Today’s title is not about the Beatles’ song “Let It Be.” According to Paul McCartney, he had a dream in which his mother—whose name was Mary—came to him in a dream and comforted him with those words. He was troubled perhaps by too many “substances,” which were in wide use at the time. And so it may sound like he is referring to the Virgin Mary, he’s not. Here is a 1999 version with many other iconic musicians.

At least that’s the official version. Another story has a different slant altogether. Malcolm Evans, a manager/mate of sorts, came to McCartney in a vision and also gave him those words of wisdom. Yes, the original words were “Brother Malcolm comes to me…” Regardless, Peter Jackson’s documentary called The Beatles: Get Back releases November 25-27, 2021, on Disney+. Here is a 5-minute montage. He’s a genius, they are all geniuses, and apparently “Get Back” is also a song title.

No, it’s not about that. Instead, today is about the phrase in Luke 1:38. The angel Gabriel has told Mary that she will give birth to the Savior of the world. She doesn’t ask why, just how. That explained, she agrees by saying, “Let be unto me according to your word.” With that, the angel leaves.

From time to time, a profound awareness of a potential future comes in a flash of recognition. It’s not as simple as “This is what will happen” but an understanding of “This could be you and this is why it will be all right.”

Leaving a nursing home after visiting a friend in the rehab unit, I looked up at the skybridge between the buildings of the large, well-run facility. Along the windows were three or four of the elderly sitting in wheelchairs, very still, blankets on their laps, hands folded. Perhaps their eyes were closed. Perhaps they watched the gentle wind on a spring day as it rustled leaves around the parking lot they faced.

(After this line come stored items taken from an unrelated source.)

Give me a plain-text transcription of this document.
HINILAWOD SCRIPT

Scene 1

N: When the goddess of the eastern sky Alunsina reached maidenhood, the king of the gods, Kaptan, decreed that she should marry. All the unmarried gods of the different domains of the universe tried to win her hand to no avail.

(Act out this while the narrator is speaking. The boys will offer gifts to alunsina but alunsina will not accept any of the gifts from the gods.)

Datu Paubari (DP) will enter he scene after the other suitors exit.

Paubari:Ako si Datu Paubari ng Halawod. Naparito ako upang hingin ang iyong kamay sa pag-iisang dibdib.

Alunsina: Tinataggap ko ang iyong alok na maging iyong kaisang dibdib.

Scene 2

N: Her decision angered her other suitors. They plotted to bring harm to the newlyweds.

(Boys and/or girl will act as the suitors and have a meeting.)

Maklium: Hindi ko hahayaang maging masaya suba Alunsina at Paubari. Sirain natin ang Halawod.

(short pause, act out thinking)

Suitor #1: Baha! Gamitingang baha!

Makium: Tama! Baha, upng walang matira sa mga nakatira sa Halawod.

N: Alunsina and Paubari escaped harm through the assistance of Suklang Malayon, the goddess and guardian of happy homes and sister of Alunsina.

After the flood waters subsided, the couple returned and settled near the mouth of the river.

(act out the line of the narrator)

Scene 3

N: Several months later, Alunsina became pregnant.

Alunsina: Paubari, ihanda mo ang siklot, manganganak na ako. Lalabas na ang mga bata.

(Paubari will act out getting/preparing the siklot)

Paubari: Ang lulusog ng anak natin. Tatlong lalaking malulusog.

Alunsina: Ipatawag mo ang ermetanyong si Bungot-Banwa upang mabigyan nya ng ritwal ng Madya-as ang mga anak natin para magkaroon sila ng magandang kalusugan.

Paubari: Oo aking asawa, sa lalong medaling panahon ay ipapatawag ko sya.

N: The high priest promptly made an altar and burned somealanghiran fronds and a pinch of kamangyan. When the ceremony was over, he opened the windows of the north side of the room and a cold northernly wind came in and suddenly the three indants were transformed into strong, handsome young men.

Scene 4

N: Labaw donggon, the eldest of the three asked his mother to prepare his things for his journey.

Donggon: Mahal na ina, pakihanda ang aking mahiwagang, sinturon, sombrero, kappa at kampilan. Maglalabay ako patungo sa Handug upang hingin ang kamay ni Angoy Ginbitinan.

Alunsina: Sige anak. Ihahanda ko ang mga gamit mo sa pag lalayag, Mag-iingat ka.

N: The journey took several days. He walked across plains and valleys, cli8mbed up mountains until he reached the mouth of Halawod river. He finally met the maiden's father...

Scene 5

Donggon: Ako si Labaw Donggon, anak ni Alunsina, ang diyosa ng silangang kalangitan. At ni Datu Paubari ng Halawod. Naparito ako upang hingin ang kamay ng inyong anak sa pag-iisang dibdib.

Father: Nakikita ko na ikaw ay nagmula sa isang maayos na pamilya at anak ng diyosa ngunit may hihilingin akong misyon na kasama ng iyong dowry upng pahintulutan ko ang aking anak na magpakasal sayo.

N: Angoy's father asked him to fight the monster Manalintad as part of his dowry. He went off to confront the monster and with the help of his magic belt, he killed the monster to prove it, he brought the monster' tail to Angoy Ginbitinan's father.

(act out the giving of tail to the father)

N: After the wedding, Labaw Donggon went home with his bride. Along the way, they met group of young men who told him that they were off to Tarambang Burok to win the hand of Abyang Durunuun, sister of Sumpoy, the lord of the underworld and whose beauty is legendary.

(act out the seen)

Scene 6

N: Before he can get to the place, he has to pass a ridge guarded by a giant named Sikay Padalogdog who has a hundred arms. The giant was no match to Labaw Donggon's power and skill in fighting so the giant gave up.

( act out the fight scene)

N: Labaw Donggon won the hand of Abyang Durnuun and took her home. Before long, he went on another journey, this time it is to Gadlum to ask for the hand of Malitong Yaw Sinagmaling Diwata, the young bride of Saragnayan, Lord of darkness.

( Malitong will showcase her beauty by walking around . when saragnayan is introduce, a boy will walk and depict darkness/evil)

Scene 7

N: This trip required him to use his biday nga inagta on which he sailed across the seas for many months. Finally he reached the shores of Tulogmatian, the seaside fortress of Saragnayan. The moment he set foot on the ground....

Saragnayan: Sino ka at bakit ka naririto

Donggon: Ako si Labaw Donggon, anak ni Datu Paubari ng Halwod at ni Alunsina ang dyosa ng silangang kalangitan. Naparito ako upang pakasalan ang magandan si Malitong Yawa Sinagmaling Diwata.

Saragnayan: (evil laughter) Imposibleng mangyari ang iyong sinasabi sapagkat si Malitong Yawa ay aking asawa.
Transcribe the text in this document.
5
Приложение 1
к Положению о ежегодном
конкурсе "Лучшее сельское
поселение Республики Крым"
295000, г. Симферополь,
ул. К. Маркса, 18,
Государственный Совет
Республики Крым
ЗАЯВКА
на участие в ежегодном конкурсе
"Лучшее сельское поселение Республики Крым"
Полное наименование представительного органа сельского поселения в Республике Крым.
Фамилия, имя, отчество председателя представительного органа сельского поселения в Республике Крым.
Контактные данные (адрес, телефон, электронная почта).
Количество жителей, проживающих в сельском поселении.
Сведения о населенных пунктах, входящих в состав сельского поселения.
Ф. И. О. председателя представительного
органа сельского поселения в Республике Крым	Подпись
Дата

I could then imagine myself in one of those chairs, waiting. In Dylan Thomas’ famous poem “Do not go gentle into that good night,” he urges his father to “rage against the dying of the light.” Truth is, that is rarely what happens. Even in the poem, at the end, his father can neither bless nor curse him from his bed.

The lack of rage, however, shouldn’t be considered a lack of use. Too often we hear of people not wanting to be a burden. If all our lives we have been tools, or instruments, at some point we may become the opposite. We may become a being who is acted upon rather than acting. Almost an object that needs tender care. A service that must be rendered, a care provided. Those of us who dash in and out of those quiet rooms to visit often leave before we weep, fearing the same end. Now, I think I can face it more bravely, accepting what may be.

Today’s picture is a friend’s child, swinging. The contrasts between ages seem stark, her youth, my age. It is all the same arc, hers and mine. Different needs, different times. Hand in the Hand.